We should remember these words spoken by our Lord: "Come to me, all ye who labor, and I will give you rest."

'Every faculty you have, your power of thinking or of moving your limbs from moment to moment, is given you by God. If you devoted every moment of your whole life exclusively to His service, you could not give Him anything that was not in a sense His own already.'
- C. S. Lewis, Mere Christianity

Not only are we incapable, of ourselves, of doing any good work, but, without the help of grace, we cannot even have a thought of supernatural good. Now, the surest means for obtaining the help that is so needed by us to acknowledge humbly before God that we depend entirely upon Him; it is what the Church does in the Collect for this Sunday:

Grant us, O Lord, we beseech Thee, the spirit of always thinking what is right; and grant us mercifully the spirit of doing it: that we, who cannot subsist without Thee, may live according to Thee.
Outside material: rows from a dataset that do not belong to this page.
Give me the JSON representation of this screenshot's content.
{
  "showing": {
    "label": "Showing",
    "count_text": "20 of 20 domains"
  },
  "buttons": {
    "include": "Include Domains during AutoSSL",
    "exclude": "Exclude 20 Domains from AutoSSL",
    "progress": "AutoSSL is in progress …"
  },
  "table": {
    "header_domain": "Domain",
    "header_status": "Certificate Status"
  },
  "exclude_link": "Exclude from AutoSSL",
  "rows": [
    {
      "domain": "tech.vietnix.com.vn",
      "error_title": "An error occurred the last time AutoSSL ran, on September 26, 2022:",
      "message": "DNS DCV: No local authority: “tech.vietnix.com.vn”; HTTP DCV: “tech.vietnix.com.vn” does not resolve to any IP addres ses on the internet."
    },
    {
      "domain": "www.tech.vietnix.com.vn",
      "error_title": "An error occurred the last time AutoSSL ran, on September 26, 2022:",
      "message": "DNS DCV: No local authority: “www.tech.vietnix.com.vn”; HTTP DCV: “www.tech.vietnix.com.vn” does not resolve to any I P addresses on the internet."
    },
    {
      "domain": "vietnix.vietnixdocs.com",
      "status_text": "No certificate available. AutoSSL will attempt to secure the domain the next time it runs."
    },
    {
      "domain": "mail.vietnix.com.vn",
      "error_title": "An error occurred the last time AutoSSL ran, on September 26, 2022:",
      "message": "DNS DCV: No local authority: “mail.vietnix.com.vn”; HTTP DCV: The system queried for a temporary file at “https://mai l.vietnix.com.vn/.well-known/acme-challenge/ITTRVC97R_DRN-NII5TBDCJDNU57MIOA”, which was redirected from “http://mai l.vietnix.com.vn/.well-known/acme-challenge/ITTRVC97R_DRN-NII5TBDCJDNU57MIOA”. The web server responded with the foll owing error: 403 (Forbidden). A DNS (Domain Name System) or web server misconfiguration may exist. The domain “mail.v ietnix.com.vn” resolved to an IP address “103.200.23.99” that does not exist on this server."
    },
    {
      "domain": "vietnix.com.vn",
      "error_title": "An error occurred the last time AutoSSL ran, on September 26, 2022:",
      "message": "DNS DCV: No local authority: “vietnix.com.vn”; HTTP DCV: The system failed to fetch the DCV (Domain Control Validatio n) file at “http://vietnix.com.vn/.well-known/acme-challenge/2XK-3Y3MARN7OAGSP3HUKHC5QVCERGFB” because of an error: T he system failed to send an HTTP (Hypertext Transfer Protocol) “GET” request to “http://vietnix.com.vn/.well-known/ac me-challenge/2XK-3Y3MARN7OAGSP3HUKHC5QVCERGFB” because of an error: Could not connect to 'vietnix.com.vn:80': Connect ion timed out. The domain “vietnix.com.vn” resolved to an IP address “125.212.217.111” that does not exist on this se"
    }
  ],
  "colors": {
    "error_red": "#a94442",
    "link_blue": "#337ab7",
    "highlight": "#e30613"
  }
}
"You are not a master, but a steward over the things committed to you; and therefore you are to render an account of them." I will place before your eyes today the rigor of this judgment, which shall be passed on each of us on the last day of our life."
(St. Bonaventure)



Strengthen me, O Lord, that I may not live according to the desires of the flesh; but resist them firmly by the power of Thy Spirit, that I may not die the eternal death.